The Department works also on modelling single neural response from Monkey visual cortex. This helps us understand how visual cortex processes visual information and select different stimulus content. This work is performed in collaboration with Salk Institute for Biological Studies. In addition, the department work on modelling brain neural dynamics in collaboration with Loughborough Mathematical Department.

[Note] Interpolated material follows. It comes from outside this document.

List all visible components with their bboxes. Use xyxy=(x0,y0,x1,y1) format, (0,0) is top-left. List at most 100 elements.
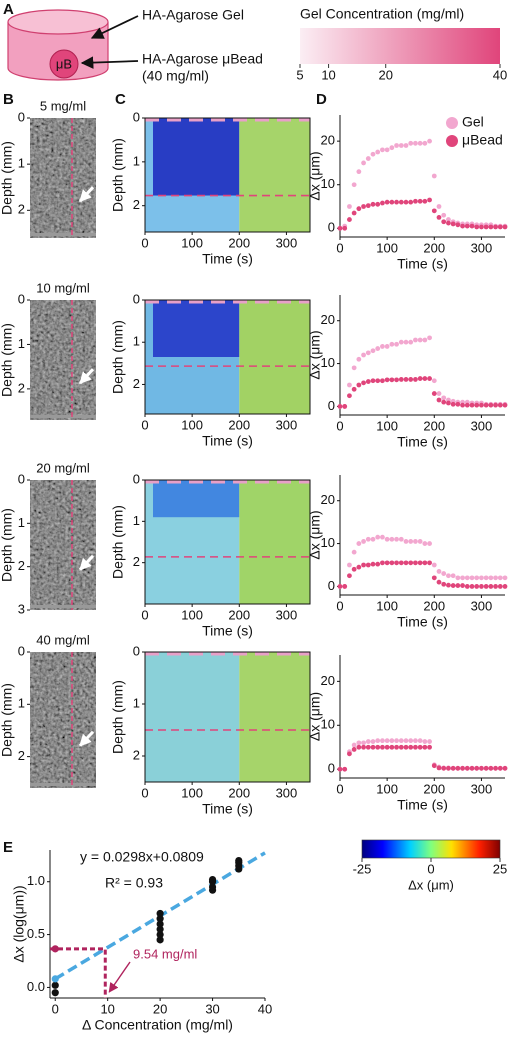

Ultra-sensitive superconducting magnetic sensors
Magnetoencephalography (MEG) is a non-invasive technique used to map electrical signals in the brain for surgical planning or research. The tiny magnetic field produced by these signals is measured with an array of SQUIDs – superconducting quantum interference devices. Conventional SQUIDs must operate at temperatures of 4.2K (cooled with liquid helium) for optimum performance, and this limits the use of MEG to very few specialist centres. By incorporating multiple SQUIDs and flux focusers into a single sensor, we have developed devices which are just as sensitive and have better noise performance but that can be operated at 77K (cooled with liquid nitrogen). These have the potential to bring MEG, and related techniques such as magnetocardiography and low field MRI, into far wider use.
Portable Gamma Imaging for Nuclear Medicine
Nuclear medicine uses radioactive tracers to diagnose and treat disease. For gamma imaging (radioscintigraphy), a tracer that produces gamma radiation is introduced to the body. The tracer is targeted to the process being investigated (radioiodine for thyroid function for example), the gamma radiation passes through the body and is imaged by an external camera. Clinical gamma cameras are large devices, taking up a whole room within a specialist nuclear medicine department. These would be impossible to bring to patient in intensive care or the operating room. We are working with new sensors and detector materials to develop portable gamma imaging that can be brought to the patient’s bedside, or used during surgery to help improve patients’ wellbeing.
Soft Matter Systems
Project members: Marco Mazza, Department of Mathematical Sciences supervises physics student projects.
Using theory and simulations to investigate soft matter systems, he investigates the driving mechanisms of biological systems from bacteria to biofilms.